Covered services should be fully portable so people can receive them in a wide range of settings.
The effects of integrating other public LTSS programs, such as state-funded and Department of Veterans Affairs programs, into a new system should be carefully considered to ensure that program changes enhance participant access. Existing programs should receive adequate federal funding to ensure veterans’ access to LTSS.
Flexible, innovative, and efficient administration
Expanded access to home-and community-based services
Eligibility for services should be based on how LTSS relate to an individual’s functional needs, chronic illness, and medical conditions.
Medicare’s potential role in meeting beneficiaries’ LTSS and medical needs should be reexamined and expanded to assist people who depend on family caregivers. It should include improved home health care and skilled-nursing facility benefits, personal care designed to help people with ADLs, and adult day care and other caregiver support services, such as assessment of caregiver needs, education and training, and respite care.
Improved Medicaid benefits should serve as an LTSS safety net for vulnerable populations with low incomes and few assets and for those who become impoverished because of medical or LTSS needs.
Services provided through the Older Americans Act and Social Services Block Grants should receive adequate funding because they are important to the home- and community-based LTSS system.
Conflict-free care management should be available through public agencies to help individuals and their families access the full range of LTSS.
Improved long-term care insurance
Avoiding unnecessary institutionalization by providing home- and community-based services—such as home care, conflict-free care management, personal care, respite care, adult day services, and supportive housing—is one of the most important and effective ways to control the costs associated with LTSS (see also Expanding Home- and Community-Based Services in this chapter).
In order to help control LTSS costs, federal and state governments should use a standardized assessment in a consistent manner to determine the beneficiary’s needs.
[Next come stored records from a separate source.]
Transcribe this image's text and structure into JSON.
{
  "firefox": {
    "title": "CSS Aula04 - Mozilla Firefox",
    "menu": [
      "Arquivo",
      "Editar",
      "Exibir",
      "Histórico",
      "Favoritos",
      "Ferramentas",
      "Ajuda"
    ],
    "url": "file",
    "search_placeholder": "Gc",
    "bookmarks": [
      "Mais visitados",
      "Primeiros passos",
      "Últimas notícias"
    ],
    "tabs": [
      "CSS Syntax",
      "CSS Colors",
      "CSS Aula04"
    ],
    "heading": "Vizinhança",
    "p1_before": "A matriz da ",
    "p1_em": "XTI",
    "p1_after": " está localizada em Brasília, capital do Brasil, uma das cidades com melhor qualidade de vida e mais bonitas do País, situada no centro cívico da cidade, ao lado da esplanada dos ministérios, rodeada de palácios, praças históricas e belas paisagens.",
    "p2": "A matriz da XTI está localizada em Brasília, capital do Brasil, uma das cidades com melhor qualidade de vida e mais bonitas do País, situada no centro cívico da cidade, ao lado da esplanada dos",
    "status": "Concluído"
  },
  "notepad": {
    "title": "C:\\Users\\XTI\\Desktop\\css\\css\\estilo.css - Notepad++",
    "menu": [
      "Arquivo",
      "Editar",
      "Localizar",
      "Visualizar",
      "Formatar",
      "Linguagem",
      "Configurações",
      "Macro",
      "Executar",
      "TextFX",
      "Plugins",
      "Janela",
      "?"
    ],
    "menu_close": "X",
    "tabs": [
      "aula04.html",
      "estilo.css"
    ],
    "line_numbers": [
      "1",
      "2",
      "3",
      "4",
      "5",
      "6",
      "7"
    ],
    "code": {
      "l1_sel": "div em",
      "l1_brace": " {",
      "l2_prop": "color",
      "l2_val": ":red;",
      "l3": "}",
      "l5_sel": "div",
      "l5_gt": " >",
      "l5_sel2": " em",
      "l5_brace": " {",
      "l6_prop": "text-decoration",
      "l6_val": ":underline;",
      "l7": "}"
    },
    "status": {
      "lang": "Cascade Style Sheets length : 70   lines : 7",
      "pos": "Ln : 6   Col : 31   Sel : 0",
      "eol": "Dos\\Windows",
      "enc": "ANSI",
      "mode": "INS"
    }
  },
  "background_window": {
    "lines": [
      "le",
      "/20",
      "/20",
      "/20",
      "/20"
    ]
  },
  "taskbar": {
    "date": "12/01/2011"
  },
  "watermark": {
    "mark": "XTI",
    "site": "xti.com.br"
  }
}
The assessment should inform the care plan in addressing the person’s goals and needs. Longitudinal information from this assessment should be used to evaluate client outcomes and monitor quality of care. A universal core of assessment items should be developed and implemented across health care and LTSS systems so that consumer outcomes can be tracked.
Improving data collection
Federal and state governments should ensure that standardized systems collect data on service use, costs, and quality, particularly for Medicaid and Medicare. Accurate and timely LTSS data are central to evaluating services and client outcomes and making sound policy decisions regarding the cost-effective allocation of financial resources.
Curbing fraud and abuse
Conflict-free care management
Organizations and governmental agencies that provide any care management, including health maintenance organizations and social health maintenance organizations, should share the financial risk of cost overruns and the financial rewards of effective cost containment. Effective governmental oversight (e.g., periodic audits and look-back surveys) must be in place to help prevent conflicts of interest within the care management system.